Sul ponte sventola bandiera bianca. Un quarto di secolo dopo, ammaina il vessilo rosso la Venezia proverbiale isola della sinistra nel Veneto forzaleghista. Ma sarebbe fuorviante e sommario arruolarla nel centrodestra, come si è affrettato a sottolineare con vigore il neo sindaco Luigi Brugnaro: la Lega si è inchiodata a un modesto 9 per cento; e Forza Italia non arriva neppure al 4 per cento, alla faccia dell’arrampicatore di specchi Renato Brunetta che la spaccia come una vittoria dei suoi: un partito che rimane allo sbando, tant’è che a suo tempo si era aggrappato perfino a una candidatura di Mara Venier. “Non è la Rai”, era la sigla di un mitico programma anni Novanta di Gianni Boncompagni: un sindaco non può essere una saponetta.



Come sempre nell’Italia della ciancia continua, a caldo si coglie la schiuma del voto anziché la sostanza. Che, abbinata alle elezioni regionali di due settimane fa, segnala piuttosto un dato di fondo: la vecchia e logora struttura dei partiti tradizionali cede il passo all’effimero del partito-persona; comunque due soluzioni mediocri, si spera legate alla lunghissima e sfibrante transizione dell’ingessato sistema politico nostrano, dunque destinate prima o poi a un ben diverso approdo. A suggerirlo è l’analisi dei risultati elettorali: in Regione, la Lista Zaia sopravanza di ben cinque punti quella ufficiale della Lega; a Venezia, la lista Brugnaro supera il 20 per cento, staccando di parecchie lunghezze le tradizionali sigle di partito. Che d’altra parte hanno fatto tutto per meritarselo, con una serie di misfatti che vengono da lontano.
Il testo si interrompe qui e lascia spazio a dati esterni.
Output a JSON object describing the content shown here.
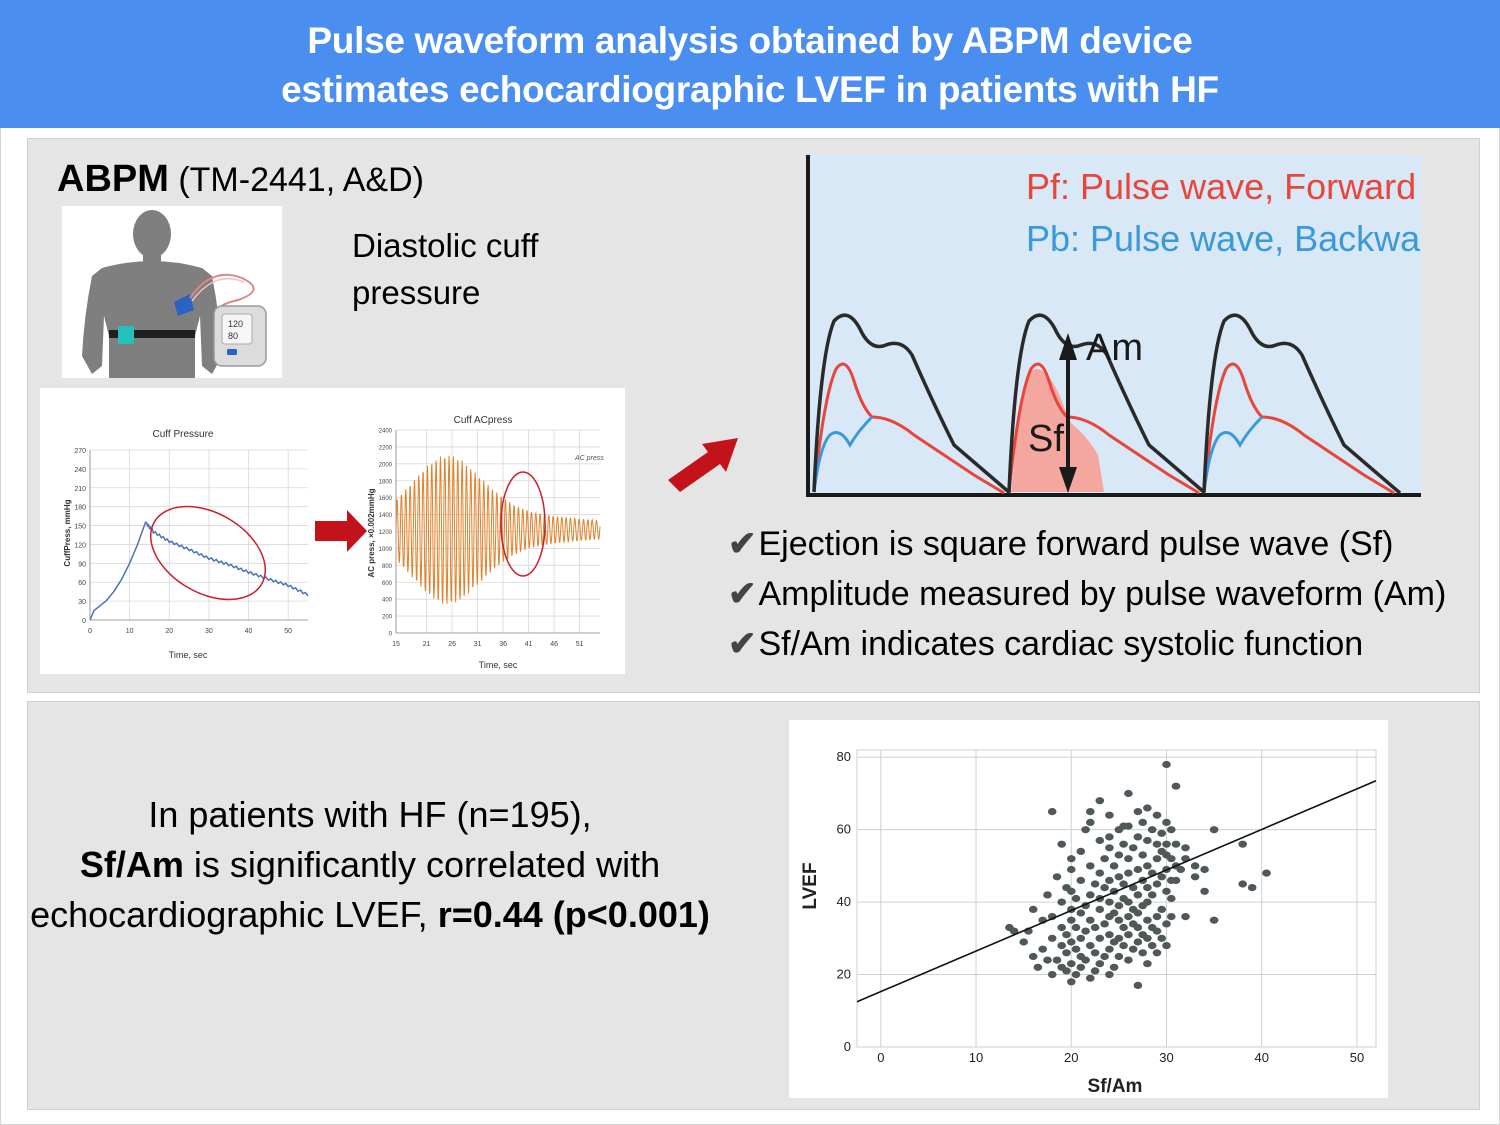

Centrosinistra, Ulivo, Pd o che altro si chiami, l’area riformista in Veneto è un carro di Tespi “ab illo tempore”. Dalla cosiddetta seconda Repubblica in poi, le ha sempre buscate senza pietà dal centrodestra, dimostrandosi incapace di intercettare neppure le briciole della fu-Dc: dalle drastiche purghe iniziali di Rosy Bindi in poi, ha sistematicamente ceduto il campo agli avversari, per una sostanziale incomprensione degli spiriti animali del Veneto profondo, e per il progressivo rinchiudersi nella logica illogica dei vecchi apparati, a loro volta incapaci di affrancarsi dagli antichi marchi di appartenenza, sinistra Dc formato “bravi ragazzi” o versione “falce-e-martello” che fosse. C’è riuscito una sola volta, ma senza alcun merito proprio: alle europee dello scorso anno, ha raccolto più di Lega e Forza Italia messe insieme. Ma solo grazie al Pd secondo Matteo. Si è illuso che bastasse per fare il bis; ha preso una musata pazzesca.
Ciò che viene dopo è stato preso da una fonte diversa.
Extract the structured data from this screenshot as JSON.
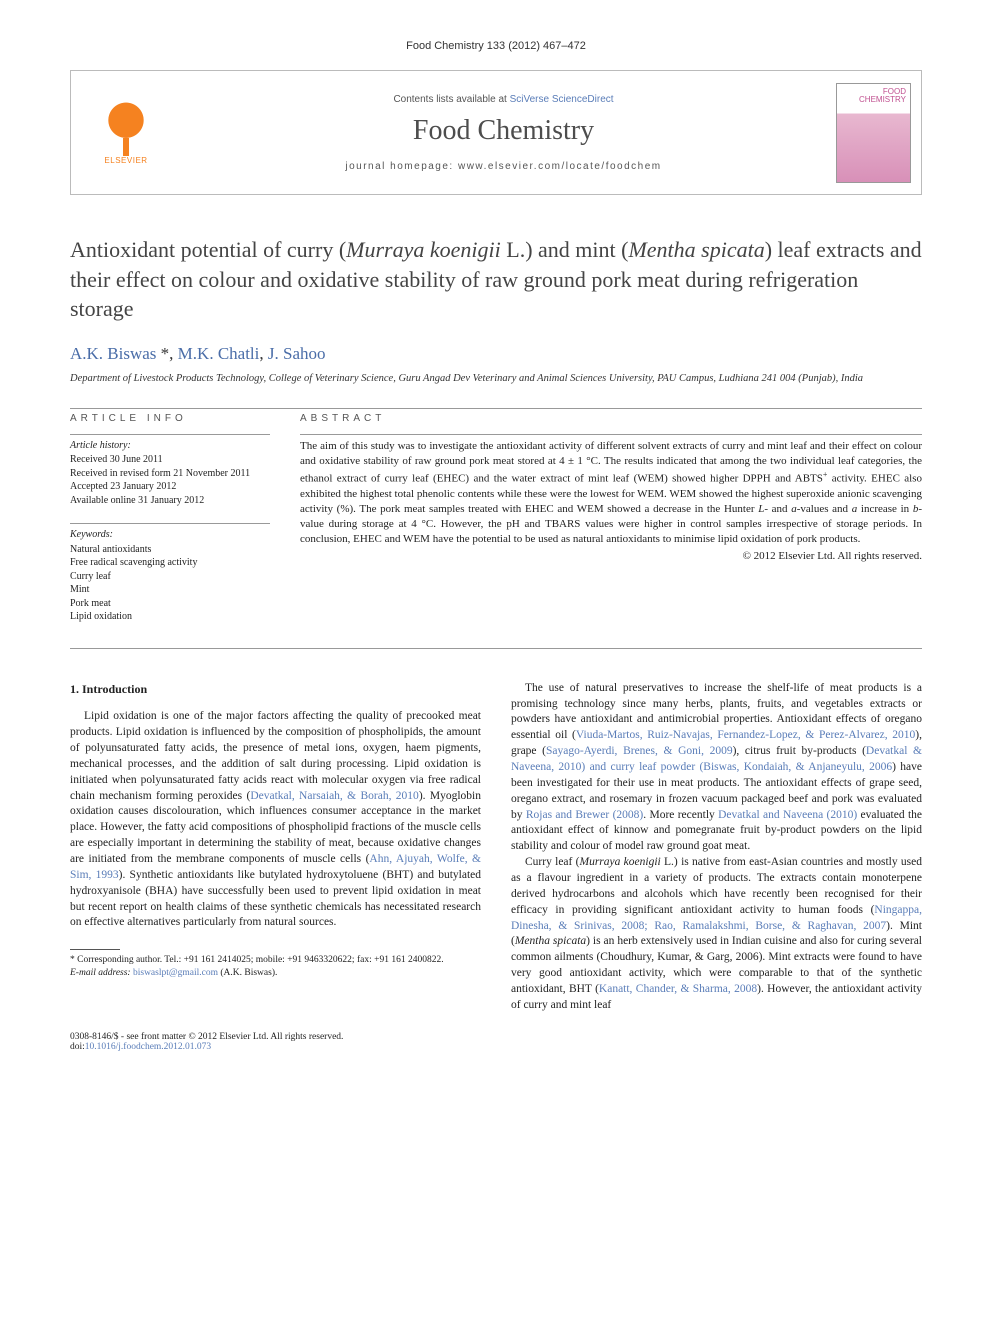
{
  "running_head": "Food Chemistry 133 (2012) 467–472",
  "journal_box": {
    "contents_prefix": "Contents lists available at ",
    "contents_link": "SciVerse ScienceDirect",
    "journal_name": "Food Chemistry",
    "homepage": "journal homepage: www.elsevier.com/locate/foodchem",
    "publisher_name": "ELSEVIER",
    "cover_label_1": "FOOD",
    "cover_label_2": "CHEMISTRY"
  },
  "title_html": "Antioxidant potential of curry (<em>Murraya koenigii</em> L.) and mint (<em>Mentha spicata</em>) leaf extracts and their effect on colour and oxidative stability of raw ground pork meat during refrigeration storage",
  "authors_html": "<a>A.K. Biswas</a> *, <a>M.K. Chatli</a>, <a>J. Sahoo</a>",
  "affiliation": "Department of Livestock Products Technology, College of Veterinary Science, Guru Angad Dev Veterinary and Animal Sciences University, PAU Campus, Ludhiana 241 004 (Punjab), India",
  "article_info": {
    "head": "ARTICLE INFO",
    "history_head": "Article history:",
    "history": [
      "Received 30 June 2011",
      "Received in revised form 21 November 2011",
      "Accepted 23 January 2012",
      "Available online 31 January 2012"
    ],
    "keywords_head": "Keywords:",
    "keywords": [
      "Natural antioxidants",
      "Free radical scavenging activity",
      "Curry leaf",
      "Mint",
      "Pork meat",
      "Lipid oxidation"
    ]
  },
  "abstract": {
    "head": "ABSTRACT",
    "text_html": "The aim of this study was to investigate the antioxidant activity of different solvent extracts of curry and mint leaf and their effect on colour and oxidative stability of raw ground pork meat stored at 4 ± 1 °C. The results indicated that among the two individual leaf categories, the ethanol extract of curry leaf (EHEC) and the water extract of mint leaf (WEM) showed higher DPPH and ABTS<sup>+</sup> activity. EHEC also exhibited the highest total phenolic contents while these were the lowest for WEM. WEM showed the highest superoxide anionic scavenging activity (%). The pork meat samples treated with EHEC and WEM showed a decrease in the Hunter <em>L</em>- and <em>a</em>-values and <em>a</em> increase in <em>b</em>-value during storage at 4 °C. However, the pH and TBARS values were higher in control samples irrespective of storage periods. In conclusion, EHEC and WEM have the potential to be used as natural antioxidants to minimise lipid oxidation of pork products.",
    "copyright": "© 2012 Elsevier Ltd. All rights reserved."
  },
  "body": {
    "intro_head": "1. Introduction",
    "left_p1_html": "Lipid oxidation is one of the major factors affecting the quality of precooked meat products. Lipid oxidation is influenced by the composition of phospholipids, the amount of polyunsaturated fatty acids, the presence of metal ions, oxygen, haem pigments, mechanical processes, and the addition of salt during processing. Lipid oxidation is initiated when polyunsaturated fatty acids react with molecular oxygen via free radical chain mechanism forming peroxides (<span class=\"citation\">Devatkal, Narsaiah, &amp; Borah, 2010</span>). Myoglobin oxidation causes discolouration, which influences consumer acceptance in the market place. However, the fatty acid compositions of phospholipid fractions of the muscle cells are especially important in determining the stability of meat, because oxidative changes are initiated from the membrane components of muscle cells (<span class=\"citation\">Ahn, Ajuyah, Wolfe, &amp; Sim, 1993</span>). Synthetic antioxidants like butylated hydroxytoluene (BHT) and butylated hydroxyanisole (BHA) have successfully been used to prevent lipid oxidation in meat but recent report on health claims of these synthetic chemicals has necessitated research on effective alternatives particularly from natural sources.",
    "right_p1_html": "The use of natural preservatives to increase the shelf-life of meat products is a promising technology since many herbs, plants, fruits, and vegetables extracts or powders have antioxidant and antimicrobial properties. Antioxidant effects of oregano essential oil (<span class=\"citation\">Viuda-Martos, Ruiz-Navajas, Fernandez-Lopez, &amp; Perez-Alvarez, 2010</span>), grape (<span class=\"citation\">Sayago-Ayerdi, Brenes, &amp; Goni, 2009</span>), citrus fruit by-products (<span class=\"citation\">Devatkal &amp; Naveena, 2010) and curry leaf powder (Biswas, Kondaiah, &amp; Anjaneyulu, 2006</span>) have been investigated for their use in meat products. The antioxidant effects of grape seed, oregano extract, and rosemary in frozen vacuum packaged beef and pork was evaluated by <span class=\"citation\">Rojas and Brewer (2008)</span>. More recently <span class=\"citation\">Devatkal and Naveena (2010)</span> evaluated the antioxidant effect of kinnow and pomegranate fruit by-product powders on the lipid stability and colour of model raw ground goat meat.",
    "right_p2_html": "Curry leaf (<em>Murraya koenigii</em> L.) is native from east-Asian countries and mostly used as a flavour ingredient in a variety of products. The extracts contain monoterpene derived hydrocarbons and alcohols which have recently been recognised for their efficacy in providing significant antioxidant activity to human foods (<span class=\"citation\">Ningappa, Dinesha, &amp; Srinivas, 2008; Rao, Ramalakshmi, Borse, &amp; Raghavan, 2007</span>). Mint (<em>Mentha spicata</em>) is an herb extensively used in Indian cuisine and also for curing several common ailments (Choudhury, Kumar, &amp; Garg, 2006). Mint extracts were found to have very good antioxidant activity, which were comparable to that of the synthetic antioxidant, BHT (<span class=\"citation\">Kanatt, Chander, &amp; Sharma, 2008</span>). However, the antioxidant activity of curry and mint leaf"
  },
  "footnotes": {
    "corr": "* Corresponding author. Tel.: +91 161 2414025; mobile: +91 9463320622; fax: +91 161 2400822.",
    "email_label": "E-mail address: ",
    "email": "biswaslpt@gmail.com",
    "email_suffix": " (A.K. Biswas)."
  },
  "footer": {
    "left_line1": "0308-8146/$ - see front matter © 2012 Elsevier Ltd. All rights reserved.",
    "left_line2_prefix": "doi:",
    "doi": "10.1016/j.foodchem.2012.01.073"
  },
  "colors": {
    "link": "#5a7db8",
    "elsevier": "#f58220",
    "cover_accent": "#c05090",
    "text": "#222222",
    "muted": "#555555",
    "border": "#bbbbbb"
  }
}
Non che vada meglio dall’altra parte. Forza Italia si è letteralmente squagliata a causa del totale disinteresse del suo alfiere Giancarlo Galan per le cose di partito (a quanto pare dalle inchieste giudiziarie e dallo stesso patteggiamento, aveva altre priorità), e delle meschine risse da angiporto di periferia nelle singole province; con il risultato che oggi è ridotta a percentuali degne dei vecchi Pli o Psdi, insomma da ruota di scorta di una Lega peraltro salvata dall’effetto Zaia, dopo la traumatica rottura con Tosi.
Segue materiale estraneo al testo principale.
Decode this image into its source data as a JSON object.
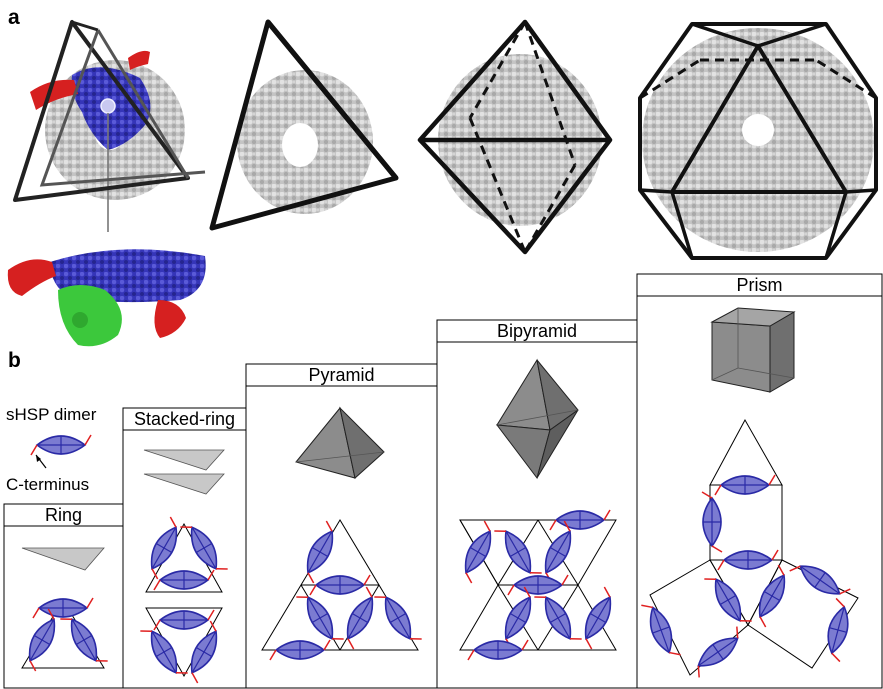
{
  "figure": {
    "panel_a_letter": "a",
    "panel_b_letter": "b",
    "legend": {
      "dimer_label": "sHSP dimer",
      "cterm_label": "C-terminus"
    },
    "columns": [
      {
        "title": "Ring"
      },
      {
        "title": "Stacked-ring"
      },
      {
        "title": "Pyramid"
      },
      {
        "title": "Bipyramid"
      },
      {
        "title": "Prism"
      }
    ]
  },
  "colors": {
    "protein_surface": "#c8c8c8",
    "dimer_fill": "#7b7bd1",
    "dimer_stroke": "#2a2aa6",
    "c_terminus": "#e02020",
    "green_domain": "#3cc83c",
    "solid_fill": "#8c8c8c",
    "flat_plate": "#c8c8c8"
  }
}
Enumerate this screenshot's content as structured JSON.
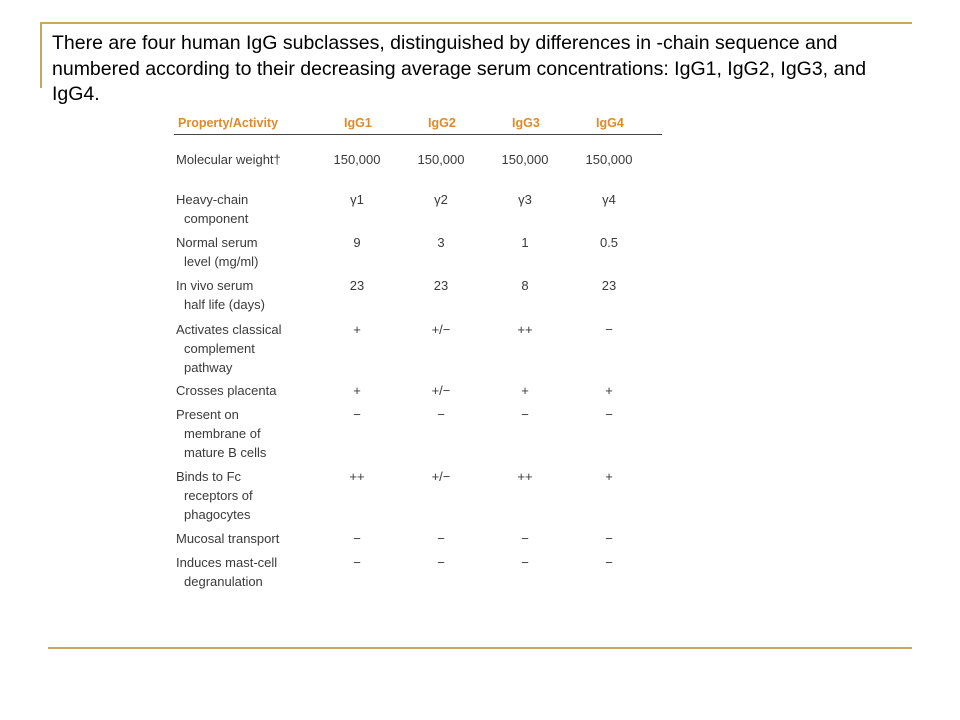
{
  "caption": "There are four human IgG subclasses, distinguished by differences in -chain sequence and numbered according to their decreasing average serum concentrations: IgG1, IgG2, IgG3, and IgG4.",
  "table": {
    "headers": [
      "Property/Activity",
      "IgG1",
      "IgG2",
      "IgG3",
      "IgG4"
    ],
    "rows": [
      {
        "label": [
          "Molecular weight†"
        ],
        "values": [
          "150,000",
          "150,000",
          "150,000",
          "150,000"
        ]
      },
      {
        "label": [
          "Heavy-chain",
          "component"
        ],
        "values": [
          "γ1",
          "γ2",
          "γ3",
          "γ4"
        ]
      },
      {
        "label": [
          "Normal serum",
          "level (mg/ml)"
        ],
        "values": [
          "9",
          "3",
          "1",
          "0.5"
        ]
      },
      {
        "label": [
          "In vivo serum",
          "half life (days)"
        ],
        "values": [
          "23",
          "23",
          "8",
          "23"
        ]
      },
      {
        "label": [
          "Activates classical",
          "complement",
          "pathway"
        ],
        "values": [
          "+",
          "+/−",
          "++",
          "−"
        ]
      },
      {
        "label": [
          "Crosses placenta"
        ],
        "values": [
          "+",
          "+/−",
          "+",
          "+"
        ]
      },
      {
        "label": [
          "Present on",
          "membrane of",
          "mature B cells"
        ],
        "values": [
          "−",
          "−",
          "−",
          "−"
        ]
      },
      {
        "label": [
          "Binds to Fc",
          "receptors of",
          "phagocytes"
        ],
        "values": [
          "++",
          "+/−",
          "++",
          "+"
        ]
      },
      {
        "label": [
          "Mucosal transport"
        ],
        "values": [
          "−",
          "−",
          "−",
          "−"
        ]
      },
      {
        "label": [
          "Induces mast-cell",
          "degranulation"
        ],
        "values": [
          "−",
          "−",
          "−",
          "−"
        ]
      }
    ]
  }
}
Difficile pronosticare quale approdo possa avere questa liquefazione del vecchio. Perché le sole doti di amministrazione possono aiutare a gestire una città o una regione, non a garantire al Veneto quel peso politico cui ambisce invano da anni. Zaia si è guadagnato sul campo il pass per governare, ma non sembra avere il passo per incidere sulla linea politica della Lega nazionale. Brugnaro è un imprenditore apprezzato, ma da presidente di Confindustria Venezia ha raccolto più contestazioni che consensi, al punto da non venire riconfermato nell’incarico.

Ma al di là dei singoli personaggi, la politica (quella vera) non può restare a lungo fuori dal gioco. Inutile teorizzare che si apre una nuova era: in nessuna situazione della storia, né remota né recente, l’“uomo dei miracoli” ha rappresentato la formula vincente; tutti i presunti taumaturghi hanno fatto una mesta fine. Da sempre, il Veneto soffre dell’incapacità di fare squadra al suo interno, e di coagulare all’esterno le alleanze indispensabili per contare a Roma. Così si è rifugiato nella protesta ad oltranza: rumorosa sì, ma improduttiva. Al punto che l’unico suo vero leader riconosciuto al di sotto del Po è un esponente di tutt’altra quanto antica forza, la settecentesca lista Goldoni: sior Todero brontolon.